Posted by admin on 05/21/2022 12:00 am  /   Historic Highlight

Pierre Charles L’Enfant was born to father Pierre L’Enfant, a painter and professor of art, and mother Marie Leullier, on August 2, 1754.

In 1776, L’Enfant was recruited to serve on the colonial side in the American Revolutionary War, and he left behind his art education at the Royal Academy. In America, Pierre changed his name to Peter. L’Enfant produced several portraits and paintings of Continental Army officers and encampments throughout the war. He was discharged at the rank of Major at the disbandment of the army in December of 1783.

Following the Revolutionary War, Peter L’Enfant formed a successful civil engineering firm in New York City. Outside the firm, he designed furniture, houses, currency, and medals. L’Enfant maintained a friendship with Alexander Hamilton, and was initiated into the Freemasons, though he progressed through only the first of the Lodge’s three degrees.
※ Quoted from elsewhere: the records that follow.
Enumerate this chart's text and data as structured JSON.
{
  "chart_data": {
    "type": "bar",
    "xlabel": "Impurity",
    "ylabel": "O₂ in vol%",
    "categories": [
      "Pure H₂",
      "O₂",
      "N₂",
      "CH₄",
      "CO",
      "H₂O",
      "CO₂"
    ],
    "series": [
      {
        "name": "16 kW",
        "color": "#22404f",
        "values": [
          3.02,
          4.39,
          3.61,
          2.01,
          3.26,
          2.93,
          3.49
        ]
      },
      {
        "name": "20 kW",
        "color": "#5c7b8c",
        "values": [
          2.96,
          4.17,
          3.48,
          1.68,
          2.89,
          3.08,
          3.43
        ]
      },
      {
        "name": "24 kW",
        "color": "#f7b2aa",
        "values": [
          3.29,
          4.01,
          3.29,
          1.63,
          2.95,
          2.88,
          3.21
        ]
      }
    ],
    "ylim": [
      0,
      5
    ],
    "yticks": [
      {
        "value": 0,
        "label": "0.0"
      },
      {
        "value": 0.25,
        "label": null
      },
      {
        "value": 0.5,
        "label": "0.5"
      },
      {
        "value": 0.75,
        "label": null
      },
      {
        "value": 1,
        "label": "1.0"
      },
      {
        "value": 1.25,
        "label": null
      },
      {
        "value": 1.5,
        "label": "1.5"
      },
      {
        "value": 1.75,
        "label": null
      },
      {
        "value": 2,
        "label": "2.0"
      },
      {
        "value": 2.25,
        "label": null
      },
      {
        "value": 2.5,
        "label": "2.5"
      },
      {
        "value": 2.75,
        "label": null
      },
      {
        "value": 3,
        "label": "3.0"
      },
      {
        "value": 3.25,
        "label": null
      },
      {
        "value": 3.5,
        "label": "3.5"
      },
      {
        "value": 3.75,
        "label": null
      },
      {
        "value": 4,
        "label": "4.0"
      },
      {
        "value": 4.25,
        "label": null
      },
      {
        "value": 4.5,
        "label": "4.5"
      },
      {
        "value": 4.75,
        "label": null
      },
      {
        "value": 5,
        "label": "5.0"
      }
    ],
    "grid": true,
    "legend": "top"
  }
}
The Constitution of the United States designated the formation of a 10-square-mile federal district. In 1790, Congress passed the Residence Act, which established the site of the federal district upon the Potomac River at modern-day Washington, DC. The Residence Act also gave the new President George Washington the authority to commission the survey and planning of the district. In 1791, Washington appointed L’Enfant to develop the plans for the city.

Thomas Jefferson, who was aiding President Washington in the capital planning, sent a letter to L’Enfant outlining the simple task of delivering a drawing of suitable sites for the district and its buildings. L’Enfant took the task to a much more developed level and went on to devise a full city plan complete with architectural building designs.

L’Enfant’s plans included a grid layout for the city, the grand avenue that would become Pennsylvania Avenue, and a vision for the “President’s House” that would have been five times the size of the White House that was constructed.

The relationship between Peter L’Enfant and Washington grew strained as L’Enfant’s grandiosity both professionally and personally began to exceed what was deemed suitable for Washington’s moderate vision. L’Enfant’s original plans were revised the following year by surveyors (and brothers) Andrew and Benjamin Ellicott, but many aspects of L’Enfant’s plan, namely the grid layout and the grand Pennsylvania Avenue, were retained.

Some of L’Enfant’s other accomplishments include the schematics for the planning of the city of Paterson, New Jersey, the design of founding father Robert Morris’ unfinished mansion, and an engineering professorship at West Point from 1813 to 1817.

In the early 20th century, Senator James McMillan of Michigan commissioned a plan to develop the park and “monumental core” of Washington, DC. The plan was developed from L’Enfant’s original plan, and DC’s National Mall was developed from this McMillan Plan.